When the participant has deposited enough to meet his savings goal, the organization must pay that sum and the matching funds from the local reserve account directly to the person or entity providing the qualifying goods or services. If the organization has not paid out matching funds for an account within five years because the participant has not made the required contributions, the matching funds must go back to the state reserve fund. But the act lets an organization grant a participant up to a two-year leave of absence or extension.

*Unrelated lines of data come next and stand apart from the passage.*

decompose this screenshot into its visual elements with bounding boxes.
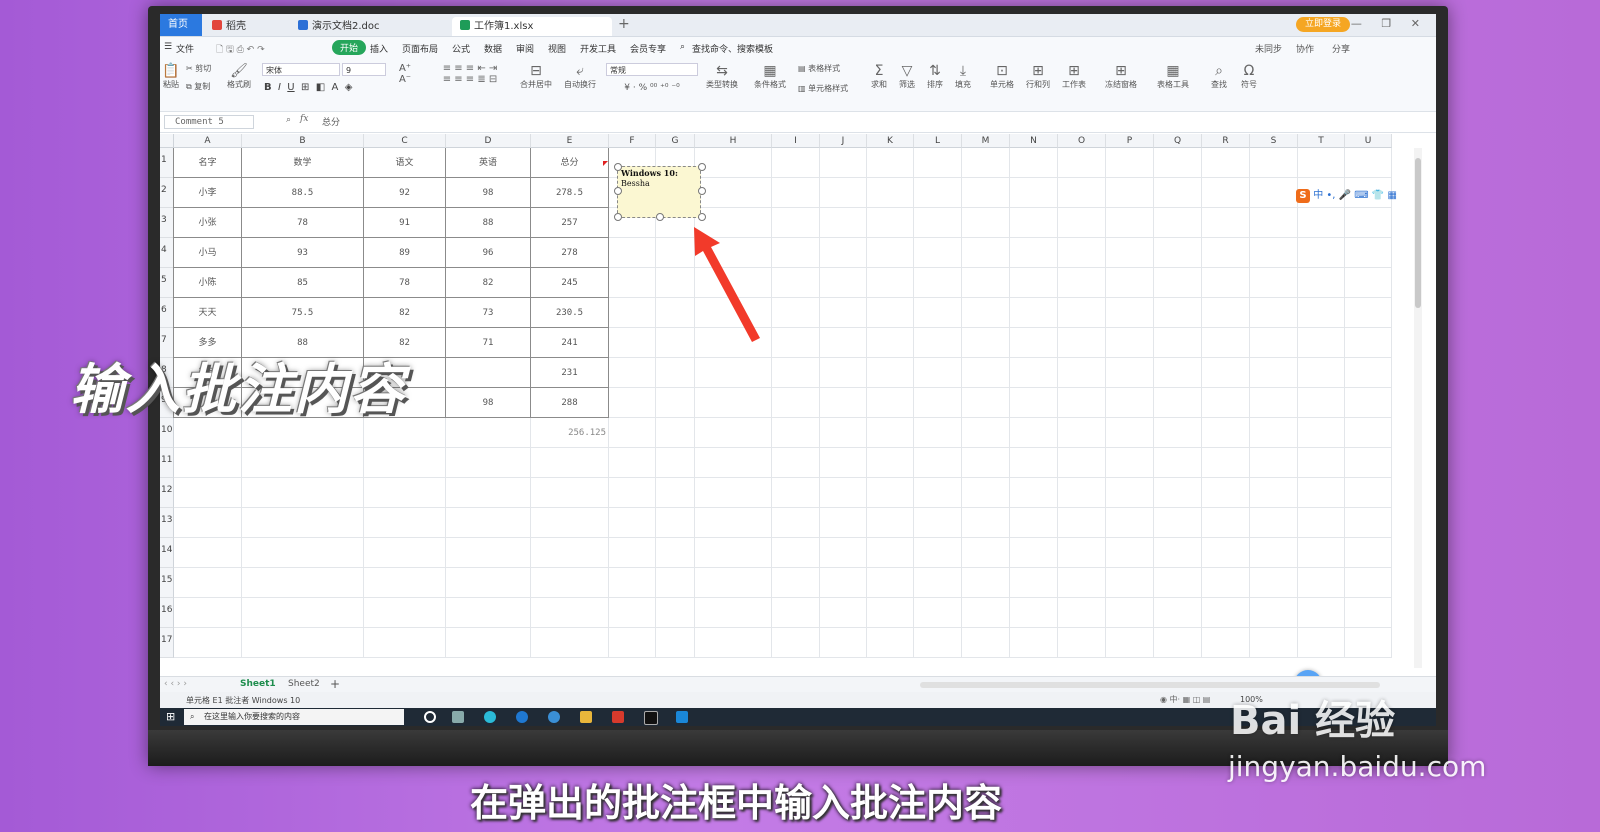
- red-arrow-icon: [694, 227, 760, 342]
- overlay-subtitle: 在弹出的批注框中输入批注内容: [470, 781, 1003, 825]
- watermark-logo: Bai 经验: [1230, 698, 1396, 744]
- watermark-site: jingyan.baidu.com: [1228, 750, 1487, 783]
- overlay-title: 输入批注内容: [70, 358, 406, 421]
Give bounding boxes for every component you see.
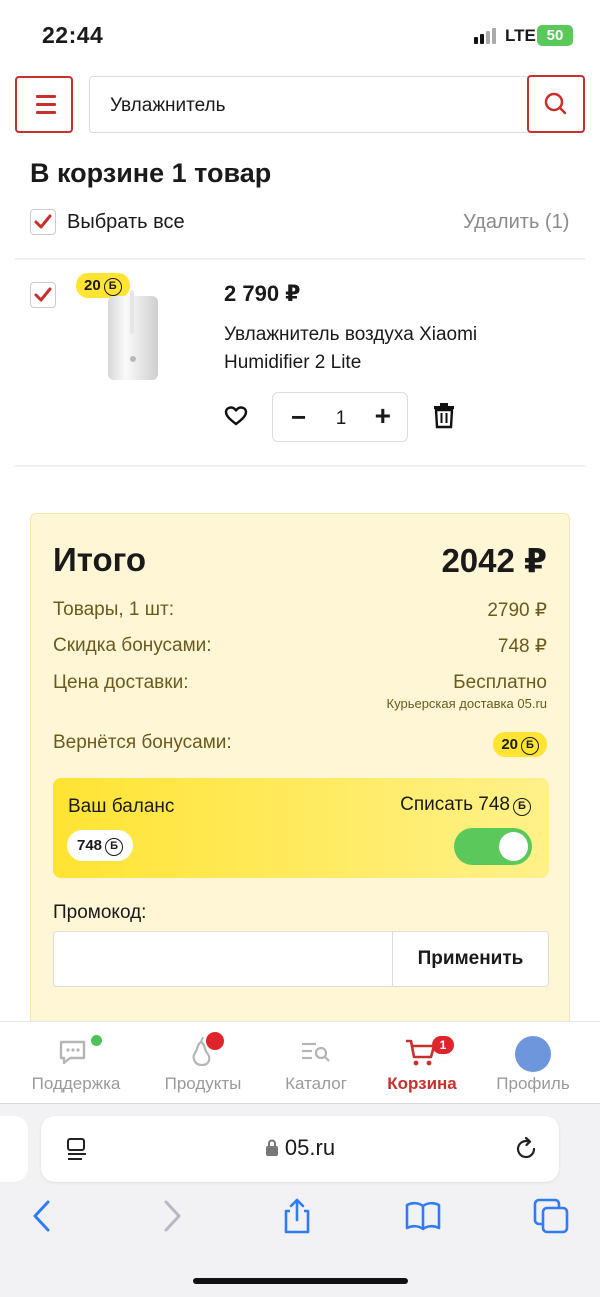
status-bar: 22:44 LTE 50 [0,0,600,70]
delete-selected-link[interactable]: Удалить (1) [463,211,569,234]
item-checkbox[interactable] [30,282,56,308]
spend-bonus-label: Списать 748 Б [400,794,531,816]
trash-icon[interactable] [432,403,456,429]
discount-label: Скидка бонусами: [53,635,212,656]
goods-label: Товары, 1 шт: [53,599,174,620]
spend-bonus-toggle[interactable] [454,828,532,865]
delivery-label: Цена доставки: [53,672,189,693]
total-value: 2042 ₽ [441,542,547,579]
bookmarks-icon[interactable] [403,1196,443,1236]
tabs-icon[interactable] [531,1196,571,1236]
toggle-knob [499,832,528,861]
goods-value: 2790 ₽ [487,600,547,621]
tab-profile[interactable]: Профиль [473,1022,593,1104]
delivery-note: Курьерская доставка 05.ru [386,696,547,711]
bonus-value: 20 [84,277,101,294]
avatar-icon [515,1036,551,1072]
balance-label: Ваш баланс [68,796,175,817]
balance-pill: 748 Б [67,830,134,861]
bonus-coin-icon: Б [521,737,539,755]
network-label: LTE [505,26,536,45]
search-icon [544,92,567,115]
lock-icon [265,1139,278,1156]
order-summary: Итого 2042 ₽ Товары, 1 шт: 2790 ₽ Скидка… [30,513,570,1053]
item-price: 2 790 ₽ [224,281,301,306]
battery-level: 50 [546,27,564,44]
tab-support[interactable]: Поддержка [16,1022,136,1104]
return-bonus-badge: 20 Б [493,732,547,757]
cart-count-badge: 1 [432,1036,454,1054]
share-icon[interactable] [277,1196,317,1236]
spend-bonus-text: Списать 748 [400,794,510,815]
quantity-stepper: − 1 + [272,392,408,442]
tab-cart[interactable]: 1 Корзина [362,1022,482,1104]
online-dot [91,1035,102,1046]
chat-icon [59,1040,86,1065]
tab-label: Профиль [496,1074,570,1093]
search-query: Увлажнитель [110,95,226,116]
battery-icon: 50 [537,25,573,46]
address-bar[interactable]: 05.ru [41,1116,559,1182]
select-all-label: Выбрать все [67,211,185,233]
bonus-balance-card: Ваш баланс Списать 748 Б 748 Б [53,778,549,878]
checkmark-icon [34,214,52,229]
divider [15,465,585,467]
cart-title: В корзине 1 товар [30,158,272,188]
url-text: 05.ru [284,1135,336,1160]
item-name[interactable]: Увлажнитель воздуха Xiaomi Humidifier 2 … [224,321,544,377]
tab-label: Продукты [164,1074,242,1093]
search-button[interactable] [527,75,585,133]
catalog-search-icon [302,1042,330,1062]
product-image[interactable] [100,288,164,383]
url-display: 05.ru [41,1135,559,1161]
promo-label: Промокод: [53,902,147,923]
return-bonus-value: 20 [501,736,518,753]
tab-products[interactable]: Продукты [143,1022,263,1104]
heart-icon[interactable] [223,404,249,428]
tab-label: Поддержка [31,1074,121,1093]
forward-icon[interactable] [152,1196,192,1236]
tab-catalog[interactable]: Каталог [256,1022,376,1104]
tab-label: Каталог [285,1074,347,1093]
checkmark-icon [34,287,52,302]
home-indicator [193,1278,408,1284]
bonus-coin-icon: Б [105,838,124,856]
search-input[interactable]: Увлажнитель [89,76,585,133]
promo-code-input[interactable] [53,931,393,987]
increase-button[interactable]: + [375,402,391,430]
select-all-checkbox[interactable] [30,209,56,235]
notification-dot [206,1032,224,1050]
delivery-value: Бесплатно [453,672,547,693]
balance-value: 748 [77,837,103,854]
reload-icon[interactable] [513,1136,539,1162]
bonus-coin-icon: Б [513,798,531,816]
signal-icon [474,28,498,44]
previous-tab[interactable] [0,1116,28,1182]
tab-label: Корзина [387,1074,457,1093]
divider [15,258,585,260]
total-label: Итого [53,541,147,578]
back-icon[interactable] [22,1196,62,1236]
menu-button[interactable] [15,76,73,133]
return-bonus-label: Вернётся бонусами: [53,732,232,753]
discount-value: 748 ₽ [497,636,547,657]
status-time: 22:44 [42,22,104,48]
bottom-tab-bar: Поддержка Продукты Каталог 1 Корзина Про… [0,1021,600,1103]
apply-promo-button[interactable]: Применить [392,931,549,987]
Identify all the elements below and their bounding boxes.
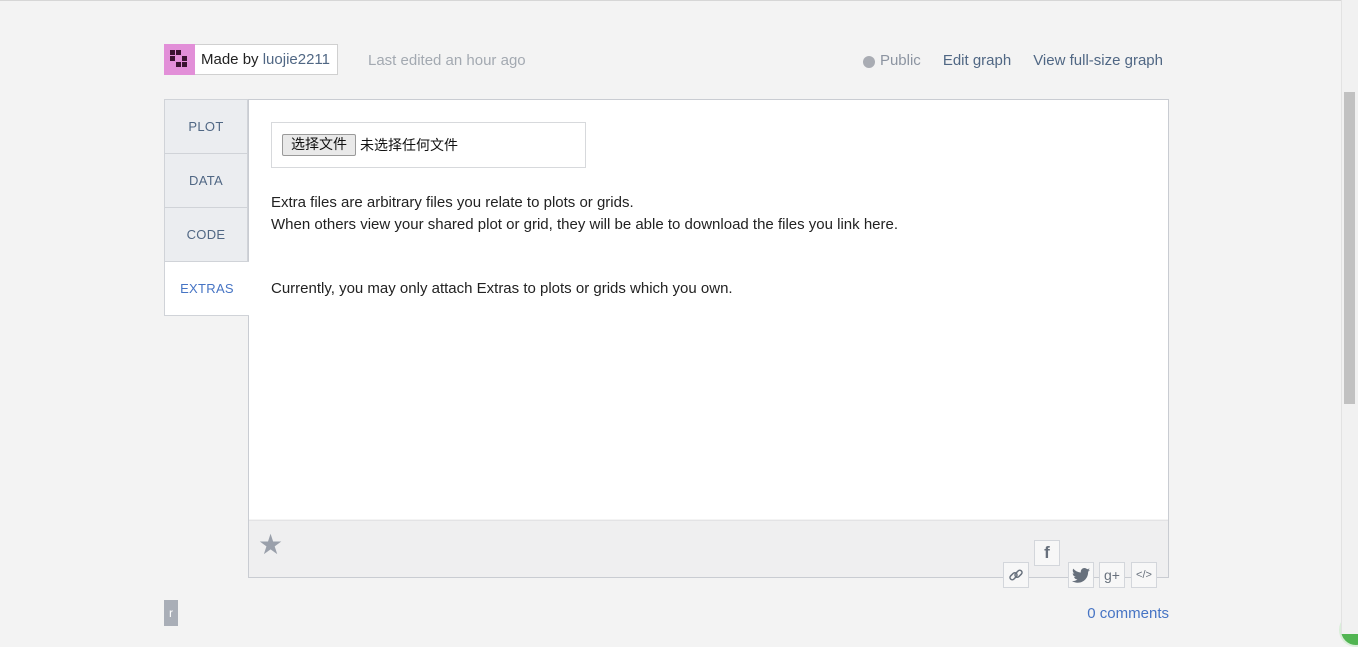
tab-code[interactable]: CODE xyxy=(164,207,248,261)
author-text: Made by luojie2211 xyxy=(195,51,337,68)
panel-footer: ★ xyxy=(249,520,1168,577)
header-actions: Public Edit graph View full-size graph xyxy=(862,52,1163,69)
link-icon[interactable] xyxy=(1003,562,1029,588)
choose-file-button[interactable]: 选择文件 xyxy=(282,134,356,156)
tab-extras[interactable]: EXTRAS xyxy=(164,261,249,316)
globe-icon xyxy=(862,55,875,68)
description-line-2: When others view your shared plot or gri… xyxy=(271,216,899,233)
tab-plot[interactable]: PLOT xyxy=(164,99,248,153)
r-badge[interactable]: r xyxy=(164,600,178,626)
top-divider xyxy=(0,0,1342,1)
view-full-size-link[interactable]: View full-size graph xyxy=(1033,52,1163,69)
tab-data[interactable]: DATA xyxy=(164,153,248,207)
facebook-icon[interactable]: f xyxy=(1034,540,1060,566)
edit-graph-link[interactable]: Edit graph xyxy=(943,52,1011,69)
made-by-label: Made by xyxy=(201,51,259,68)
author-badge[interactable]: Made by luojie2211 xyxy=(164,43,338,75)
extras-description: Extra files are arbitrary files you rela… xyxy=(271,192,898,236)
avatar xyxy=(164,43,195,75)
visibility-label[interactable]: Public xyxy=(880,52,921,69)
vertical-scrollbar[interactable] xyxy=(1341,0,1358,634)
last-edited-text: Last edited an hour ago xyxy=(368,52,526,69)
description-line-1: Extra files are arbitrary files you rela… xyxy=(271,194,634,211)
star-icon[interactable]: ★ xyxy=(258,530,283,560)
file-status-text: 未选择任何文件 xyxy=(360,138,458,154)
extras-panel: 选择文件 未选择任何文件 Extra files are arbitrary f… xyxy=(248,99,1169,578)
author-name-link[interactable]: luojie2211 xyxy=(263,51,330,68)
extras-note: Currently, you may only attach Extras to… xyxy=(271,280,733,297)
scrollbar-thumb[interactable] xyxy=(1344,92,1355,404)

Program Evaluation and Report
The act requires the DOL to evaluate the IDA Initiative at the end of each fiscal year and to provide a comprehensive report to the House speaker and Senate president pro tempore by the following February 1, beginning with FY 2000-01.

Regulations
The act requires the labor commissioner, in consultation with the state treasurer, to adopt implementing regulations. The regulations must establish standards and guidelines for the certified state IDA programs, including:

  1. Income eligibility requirements;
  2. Permissible savings goals;
  3. Services that each program must provide to help participants meet their savings goals including credit history assessments, assistance in credit repair and on-going credit stability, general financial education and asset-specific training, case management, and other support services;
  4. Procedures and timelines for opening savings accounts and making deposits;
  5. Allowable uses of matching funds;
  6. Procedures and permissible reasons for emergency withdrawals and leaves of absence;
  7. Accounting and financial reporting procedures;
  8. Content of and deadlines for organizations' program and evaluation reports;
  9. Required components of the approved plan (a plan prepared jointly by the account holder and the organization, as a contract between them, that defines savings goals, program requirements, and permissible uses of the IDA account and its matching funds);
  10. Program approval, certification, suspension, and decertification processes; and
  11. Application and implementation of state or federal restrictions or requirements.

The regulations must specify the process and criteria for the DOL to solicit proposals from organizations to operate the programs, certify them, and allocate funds. Criteria must include the organization's level of competence in meeting all financial and program requirements, its fiscal capacity to meet financial obligations, and its geographic location.